"Blork" is Dave Winer's product that I've been helping build with a growing number of developers and users. He explains why it is called this here.
As I was pondering writing this piece, I looked at the name as an acronym, and was surprised how easy it was to reverse it into one:
Blork is built around the notion that just about every information source on the internet has an rss feed (even twitter users), and that there is a plethora of applications and devices that understand how to read and display an rss feed.
Blork combines these two functions into one interface, allowing for a flow of feeds that I follow to be displayed, which I can RT, or add my own item. These items are typically a link to something I find interesting, along with a description of what the link is and often a short synopsis.
Sound familiar? It should, because what I just described is 'Twitter for News'. Only, as Dave explains, it doesn't have the company Twitter Inc. in the middle. This is all direct from the sources, and from me directly out to the people following my feed. This includes people who follow me on twitter. Blork has a feature that posts my feed items directly to my twitter account, so I don't lose my followers there, they still see what I'm blorking, they just risk twitter failwhales etc that could disrupt the flow to them.

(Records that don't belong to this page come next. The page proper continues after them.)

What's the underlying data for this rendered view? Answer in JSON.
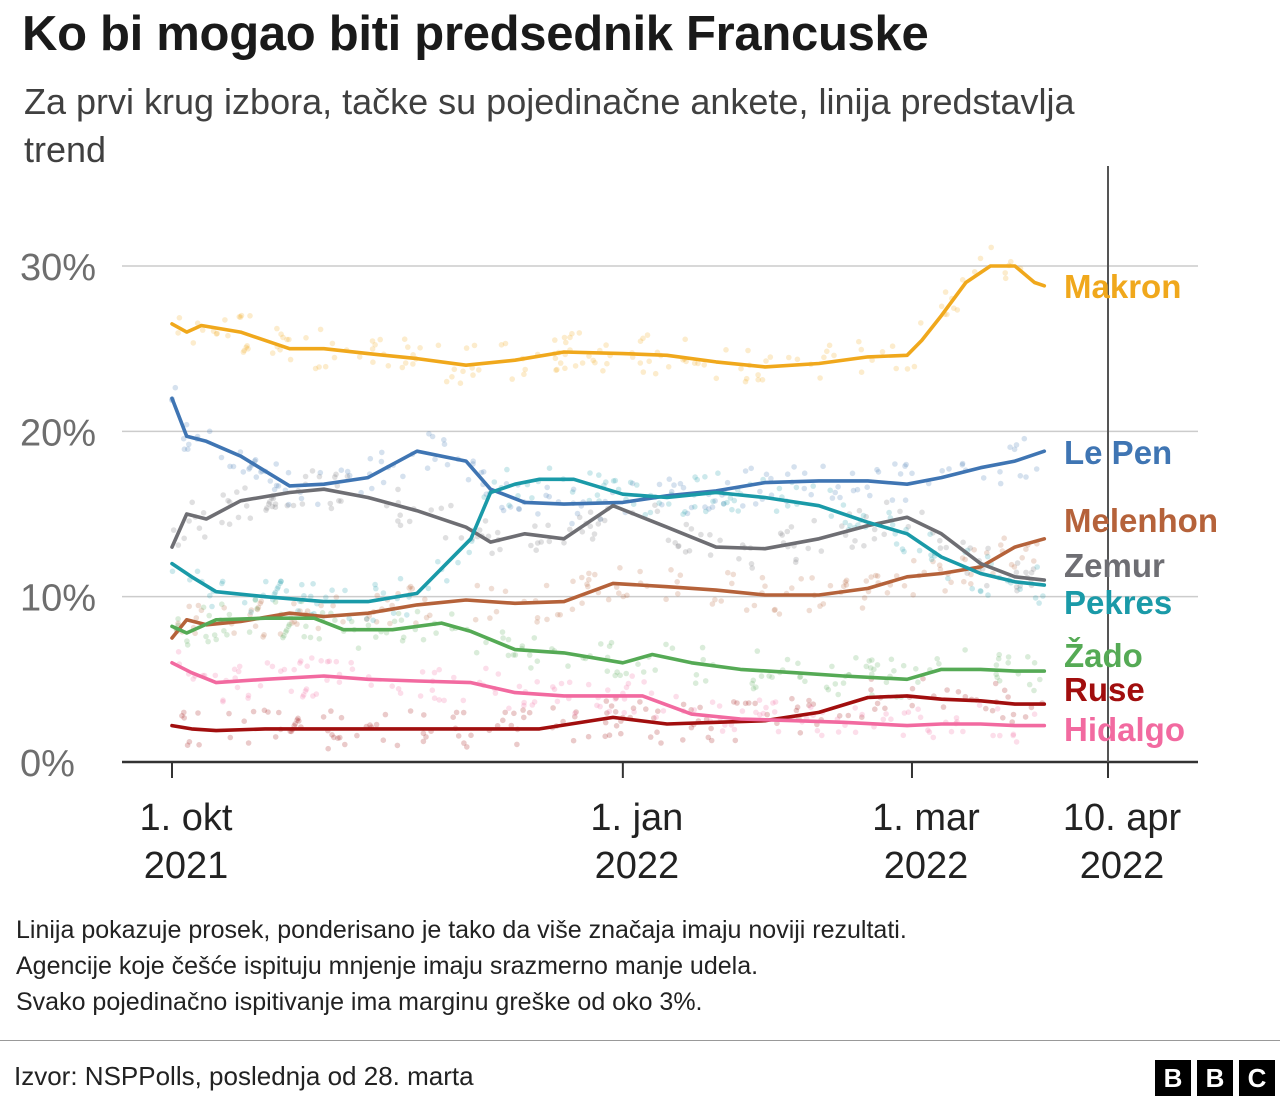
{
  "title": "Ko bi mogao biti predsednik Francuske",
  "subtitle": "Za prvi krug izbora, tačke su pojedinačne ankete, linija predstavlja trend",
  "note_lines": [
    "Linija pokazuje prosek, ponderisano je tako da više značaja imaju noviji rezultati.",
    "Agencije koje češće ispituju mnjenje imaju srazmerno manje udela.",
    "Svako pojedinačno ispitivanje ima marginu greške od oko 3%."
  ],
  "source": "Izvor: NSPPolls, poslednja od 28. marta",
  "logo": [
    "B",
    "B",
    "C"
  ],
  "chart_data": {
    "type": "line",
    "x_type": "date",
    "x_range": [
      "2021-10-01",
      "2022-04-18"
    ],
    "ylim": [
      0,
      30
    ],
    "y_ticks": [
      0,
      10,
      20,
      30
    ],
    "y_tick_labels": [
      "0%",
      "10%",
      "20%",
      "30%"
    ],
    "x_ticks": [
      {
        "date": "2021-10-01",
        "label": [
          "1. okt",
          "2021"
        ]
      },
      {
        "date": "2022-01-01",
        "label": [
          "1. jan",
          "2022"
        ]
      },
      {
        "date": "2022-03-01",
        "label": [
          "1. mar",
          "2022"
        ]
      },
      {
        "date": "2022-04-10",
        "label": [
          "10. apr",
          "2022"
        ]
      }
    ],
    "election_marker": "2022-04-10",
    "grid": true,
    "legend": "direct labels at line ends",
    "series": [
      {
        "name": "Makron",
        "color": "#f0a81c",
        "x": [
          "2021-10-01",
          "2021-10-04",
          "2021-10-07",
          "2021-10-15",
          "2021-10-25",
          "2021-11-01",
          "2021-11-10",
          "2021-11-20",
          "2021-11-30",
          "2021-12-10",
          "2021-12-20",
          "2022-01-01",
          "2022-01-10",
          "2022-01-20",
          "2022-01-30",
          "2022-02-10",
          "2022-02-20",
          "2022-02-28",
          "2022-03-03",
          "2022-03-07",
          "2022-03-12",
          "2022-03-17",
          "2022-03-22",
          "2022-03-26",
          "2022-03-28"
        ],
        "y": [
          26.5,
          26.0,
          26.4,
          26.0,
          25.0,
          25.0,
          24.7,
          24.4,
          24.0,
          24.3,
          24.8,
          24.7,
          24.6,
          24.2,
          23.9,
          24.1,
          24.5,
          24.6,
          25.5,
          27.0,
          29.0,
          30.0,
          30.0,
          29.0,
          28.8
        ]
      },
      {
        "name": "Le Pen",
        "color": "#3f75b3",
        "x": [
          "2021-10-01",
          "2021-10-04",
          "2021-10-08",
          "2021-10-15",
          "2021-10-25",
          "2021-11-01",
          "2021-11-10",
          "2021-11-20",
          "2021-11-30",
          "2021-12-05",
          "2021-12-12",
          "2021-12-20",
          "2022-01-01",
          "2022-01-10",
          "2022-01-20",
          "2022-01-30",
          "2022-02-10",
          "2022-02-20",
          "2022-02-28",
          "2022-03-07",
          "2022-03-15",
          "2022-03-22",
          "2022-03-28"
        ],
        "y": [
          22.0,
          19.7,
          19.4,
          18.5,
          16.7,
          16.8,
          17.2,
          18.8,
          18.2,
          16.5,
          15.7,
          15.6,
          15.7,
          16.1,
          16.4,
          16.9,
          17.0,
          17.0,
          16.8,
          17.2,
          17.8,
          18.2,
          18.8
        ]
      },
      {
        "name": "Melenhon",
        "color": "#b5623a",
        "x": [
          "2021-10-01",
          "2021-10-04",
          "2021-10-08",
          "2021-10-15",
          "2021-10-25",
          "2021-11-01",
          "2021-11-10",
          "2021-11-20",
          "2021-11-30",
          "2021-12-10",
          "2021-12-20",
          "2021-12-30",
          "2022-01-10",
          "2022-01-20",
          "2022-01-30",
          "2022-02-10",
          "2022-02-20",
          "2022-02-28",
          "2022-03-07",
          "2022-03-15",
          "2022-03-22",
          "2022-03-28"
        ],
        "y": [
          7.5,
          8.6,
          8.3,
          8.5,
          9.0,
          8.8,
          9.0,
          9.5,
          9.8,
          9.6,
          9.7,
          10.8,
          10.6,
          10.4,
          10.1,
          10.1,
          10.5,
          11.2,
          11.4,
          11.8,
          13.0,
          13.5
        ]
      },
      {
        "name": "Zemur",
        "color": "#6e6e73",
        "x": [
          "2021-10-01",
          "2021-10-04",
          "2021-10-08",
          "2021-10-15",
          "2021-10-25",
          "2021-11-01",
          "2021-11-10",
          "2021-11-20",
          "2021-11-30",
          "2021-12-05",
          "2021-12-12",
          "2021-12-20",
          "2021-12-30",
          "2022-01-10",
          "2022-01-20",
          "2022-01-30",
          "2022-02-10",
          "2022-02-20",
          "2022-02-28",
          "2022-03-07",
          "2022-03-15",
          "2022-03-22",
          "2022-03-28"
        ],
        "y": [
          13.0,
          15.0,
          14.7,
          15.8,
          16.3,
          16.5,
          16.0,
          15.2,
          14.2,
          13.3,
          13.8,
          13.5,
          15.5,
          14.2,
          13.0,
          12.9,
          13.5,
          14.3,
          14.8,
          13.8,
          12.0,
          11.2,
          11.0
        ]
      },
      {
        "name": "Pekres",
        "color": "#1a9aa8",
        "x": [
          "2021-10-01",
          "2021-10-05",
          "2021-10-10",
          "2021-10-20",
          "2021-11-01",
          "2021-11-10",
          "2021-11-20",
          "2021-12-01",
          "2021-12-05",
          "2021-12-10",
          "2021-12-15",
          "2021-12-22",
          "2022-01-01",
          "2022-01-10",
          "2022-01-20",
          "2022-01-30",
          "2022-02-10",
          "2022-02-20",
          "2022-02-28",
          "2022-03-07",
          "2022-03-15",
          "2022-03-22",
          "2022-03-28"
        ],
        "y": [
          12.0,
          11.2,
          10.3,
          10.0,
          9.7,
          9.7,
          10.2,
          13.5,
          16.3,
          16.8,
          17.1,
          17.1,
          16.2,
          16.0,
          16.3,
          16.0,
          15.5,
          14.5,
          13.8,
          12.4,
          11.4,
          10.9,
          10.7
        ]
      },
      {
        "name": "Žado",
        "color": "#55aa55",
        "x": [
          "2021-10-01",
          "2021-10-04",
          "2021-10-10",
          "2021-10-20",
          "2021-10-30",
          "2021-11-05",
          "2021-11-15",
          "2021-11-25",
          "2021-12-01",
          "2021-12-10",
          "2021-12-20",
          "2022-01-01",
          "2022-01-07",
          "2022-01-15",
          "2022-01-25",
          "2022-02-05",
          "2022-02-15",
          "2022-02-28",
          "2022-03-07",
          "2022-03-15",
          "2022-03-22",
          "2022-03-28"
        ],
        "y": [
          8.2,
          7.8,
          8.6,
          8.7,
          8.7,
          8.0,
          8.0,
          8.4,
          7.9,
          6.8,
          6.6,
          6.0,
          6.5,
          6.0,
          5.6,
          5.4,
          5.2,
          5.0,
          5.6,
          5.6,
          5.5,
          5.5
        ]
      },
      {
        "name": "Ruse",
        "color": "#a10e0e",
        "x": [
          "2021-10-01",
          "2021-10-05",
          "2021-10-10",
          "2021-10-20",
          "2021-11-01",
          "2021-11-15",
          "2021-12-01",
          "2021-12-15",
          "2021-12-30",
          "2022-01-10",
          "2022-01-20",
          "2022-01-30",
          "2022-02-10",
          "2022-02-20",
          "2022-02-28",
          "2022-03-07",
          "2022-03-15",
          "2022-03-22",
          "2022-03-28"
        ],
        "y": [
          2.2,
          2.0,
          1.9,
          2.0,
          2.0,
          2.0,
          2.0,
          2.0,
          2.7,
          2.3,
          2.4,
          2.5,
          3.0,
          3.9,
          4.0,
          3.8,
          3.7,
          3.5,
          3.5
        ]
      },
      {
        "name": "Hidalgo",
        "color": "#f26aa0",
        "x": [
          "2021-10-01",
          "2021-10-05",
          "2021-10-10",
          "2021-10-20",
          "2021-11-01",
          "2021-11-10",
          "2021-11-20",
          "2021-12-01",
          "2021-12-10",
          "2021-12-20",
          "2022-01-01",
          "2022-01-05",
          "2022-01-15",
          "2022-01-25",
          "2022-02-05",
          "2022-02-15",
          "2022-02-28",
          "2022-03-07",
          "2022-03-15",
          "2022-03-22",
          "2022-03-28"
        ],
        "y": [
          6.0,
          5.4,
          4.8,
          5.0,
          5.2,
          5.0,
          4.9,
          4.8,
          4.2,
          4.0,
          4.0,
          4.0,
          2.9,
          2.6,
          2.5,
          2.4,
          2.2,
          2.3,
          2.3,
          2.2,
          2.2
        ]
      }
    ]
  }
}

My Blork experience brings me fresh news 24/7 on my terms. I have a mix of mainstream news feeds I'm following, alternative sources, tweets I care about, new CSPAN videos, Whitehouse press releases.. the list goes on and is obviously endless. (screen shot)
If I want to route a story out to my followers, I just click 'RT' next to an item and it prepares my writing area with the information pre-populated. (screen shot) The best part about this 'Twitter for News' is there's no 140 Character limit :-)
Now, here's the beauty part, besides any app or device that can follow my rss feed, Blork is designed to be a community server, I can create accounts with the click of a button. I have 80 other Blorkers on my server already. Since Blork also fully integrates OPML, I can follow feeds from an other Blork servers, and automatically get new feeds when they are created there. If there's something I'm not interested in I can unfollow of course.